3. Using keypoints from multiple scales:
Gaussian filter sigma = 0.5
gaussian filter size = 3
alpha = 1.54e-3 Size of non-max suppression window = 3x3 pixels window
Scales used: 1, 0.5, 0.25. Resulting accuracy = 100% (for top 100 matches)

Figure 12(a): Interest points correct/incorrect.

Figure 12(b): Matching interest points.

4. Using knnsearch:

Gaussian filter sigma = 0.5
gaussian filter size = 3
Size of non-max suppression window = 3x3 pixels window
Resulting accuracy = 100% (for top 100 matches)

Figure 13(a): Interest points correct/incorrect.

Figure 13(b): Matching interest points.

Mount Rushmore

Using Harris corner detection, SIFT and exhaustive search:

Gaussian filter sigma = 0.5
gaussian filter size = 3
Size of non-max suppression window = 3x3 pixels window
Resulting accuracy = 99% (for top 100 matches)

Figure 14(a): Interest points correct/incorrect.

Figure 14(b): Matching interest points.

Episcopal Gaudi

Figure 15(a): Interest points correct/incorrect.

Figure 15(b): Matching interest points.

Tuning of Parameters

In this assignment we have observed that free parameter tuning changes the result by a large extent.
1. Gaussian sigma: If this is too high, the image is blurred too much and hence the edges are not detected.

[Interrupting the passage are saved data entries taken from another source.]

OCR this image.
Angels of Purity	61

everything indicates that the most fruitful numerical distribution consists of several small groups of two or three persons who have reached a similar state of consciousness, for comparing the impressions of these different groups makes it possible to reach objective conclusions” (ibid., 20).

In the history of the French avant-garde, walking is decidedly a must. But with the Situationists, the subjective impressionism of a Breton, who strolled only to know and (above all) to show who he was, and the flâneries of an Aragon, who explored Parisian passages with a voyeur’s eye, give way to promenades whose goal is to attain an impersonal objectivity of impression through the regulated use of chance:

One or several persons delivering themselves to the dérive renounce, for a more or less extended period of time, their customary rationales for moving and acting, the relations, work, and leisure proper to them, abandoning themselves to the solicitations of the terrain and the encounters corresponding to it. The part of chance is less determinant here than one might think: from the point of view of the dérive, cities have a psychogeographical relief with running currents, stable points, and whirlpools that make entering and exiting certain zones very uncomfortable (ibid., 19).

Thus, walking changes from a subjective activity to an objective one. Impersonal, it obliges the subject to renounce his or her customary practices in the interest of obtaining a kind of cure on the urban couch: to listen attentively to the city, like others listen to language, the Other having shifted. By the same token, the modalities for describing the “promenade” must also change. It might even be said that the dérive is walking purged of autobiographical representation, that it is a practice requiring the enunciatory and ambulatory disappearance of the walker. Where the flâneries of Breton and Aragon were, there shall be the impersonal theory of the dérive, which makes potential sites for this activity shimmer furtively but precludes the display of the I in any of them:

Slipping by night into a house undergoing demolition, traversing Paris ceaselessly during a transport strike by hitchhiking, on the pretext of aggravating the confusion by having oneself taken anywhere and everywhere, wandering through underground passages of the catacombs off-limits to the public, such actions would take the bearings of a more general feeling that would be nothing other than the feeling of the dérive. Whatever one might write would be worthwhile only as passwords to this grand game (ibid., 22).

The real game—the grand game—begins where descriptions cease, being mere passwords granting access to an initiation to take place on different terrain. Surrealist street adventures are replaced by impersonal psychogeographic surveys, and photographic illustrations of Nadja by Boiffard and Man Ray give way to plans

Dut to this we get best result with a very low sigma if filter.
2. Non-max suppression pixel cluster size: here we have considered a 4x4 pixel cluster size. If higher, the interest points will further away from each other. This is good till a certain cluster size. beyond that, we may lose out on important interest points. Adaptive non-max suppression takes care of this by setting the cluster size such that it is lesser than the next closest interst point.
3. Threshold of get_interest_points: Higher the threshold, lower number of interest points will be detected. If we have low number of interest points, we may observe lower matches. For example, for a threshold 10x lesser than the currently tuned value, we observe a 12% drop in accuracy. Thus we must see a balance between threshold and non-max suppression radius.